To increase the liquidity in the nifty, NSE has recently changed the price interval from 100 to 50 for nifty index option. further in this post you will see the option open interest statistical chart of 50 strike interval.
before showing current market option open interest position, let understand the basic of open interest in future and option trading.

What is Open Interest : Open Interest (OI) is the number of outstanding contracts (which have not been closed) that remain for an expiration month.
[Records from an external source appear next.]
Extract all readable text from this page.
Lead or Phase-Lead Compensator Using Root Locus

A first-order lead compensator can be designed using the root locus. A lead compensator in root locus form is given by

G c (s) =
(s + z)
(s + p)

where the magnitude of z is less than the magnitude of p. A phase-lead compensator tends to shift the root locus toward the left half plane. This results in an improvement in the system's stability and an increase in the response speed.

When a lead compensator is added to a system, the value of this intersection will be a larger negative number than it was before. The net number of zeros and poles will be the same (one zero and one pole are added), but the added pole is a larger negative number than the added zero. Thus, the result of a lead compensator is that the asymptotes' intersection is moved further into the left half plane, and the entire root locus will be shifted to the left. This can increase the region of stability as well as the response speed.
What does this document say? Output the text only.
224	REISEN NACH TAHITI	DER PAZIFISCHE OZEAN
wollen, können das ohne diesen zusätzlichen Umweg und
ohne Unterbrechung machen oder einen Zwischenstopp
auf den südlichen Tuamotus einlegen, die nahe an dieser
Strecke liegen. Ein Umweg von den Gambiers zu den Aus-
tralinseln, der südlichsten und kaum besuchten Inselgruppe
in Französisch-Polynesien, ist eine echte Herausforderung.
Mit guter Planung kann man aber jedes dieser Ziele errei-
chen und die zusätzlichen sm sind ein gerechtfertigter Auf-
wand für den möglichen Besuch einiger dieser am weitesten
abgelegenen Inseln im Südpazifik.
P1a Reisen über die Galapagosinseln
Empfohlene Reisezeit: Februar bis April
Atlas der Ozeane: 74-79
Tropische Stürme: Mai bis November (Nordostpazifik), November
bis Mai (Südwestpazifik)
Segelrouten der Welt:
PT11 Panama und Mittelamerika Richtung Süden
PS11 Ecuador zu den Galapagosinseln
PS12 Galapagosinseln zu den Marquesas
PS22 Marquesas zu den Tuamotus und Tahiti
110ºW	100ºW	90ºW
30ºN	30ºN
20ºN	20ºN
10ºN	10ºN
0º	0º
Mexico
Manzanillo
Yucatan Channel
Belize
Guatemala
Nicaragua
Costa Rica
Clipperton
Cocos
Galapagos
Open Interest only applies to futures and option trading.

When fresh contracts are executed, that did not previously exist, futures or option open interest will increase.
This means that a investor "A" must take a long position and a investor "B" must take a short position in their trade.

## Change in Open Interest of Nifty

Concept of Open Interest

When it comes to open interest, each derivatives expiry starts with the same number of contracts – ZERO.
A new futures and option contract expiration month is opened for trading. Currently, no one has bought or sold a contract in futures or option segment.

A Investor ("A") buys a Nifty option contract, but in order for this to happen, someone will have to execute their trade in sell side. Therefore, for every buyer there is an equal and opposite seller (Investor "B"). When this transaction occurs, the nifty option open interest is increased from zero to one. There is now one contract outstanding for the expiration.

Investor ("C") decides to sell a option contract and subsequently another Investor ("D") has to buy that option contract, therefore open interest is now at two.

Now Investor ("A") executes their trade and sells his/her nifty option contract. Investor ("C") decides to buy back his/her short option contract. After the transaction takes place, Investor ("A") and ("C") no longer owns a option contract. Effectively, the open interest for nifty option has one less option contract outstanding. Now the option open interest went down to one.

What is Strike Price

In options trading, the strike price is the fixed price at which the underlying stock or index can be bought or sold under the terms of an option contract.
For instance, if spot price is 6029, then strike price may be 5900, 5950, 6000, 6050, 6100.
Some trader refer to the strike price as the exercise price.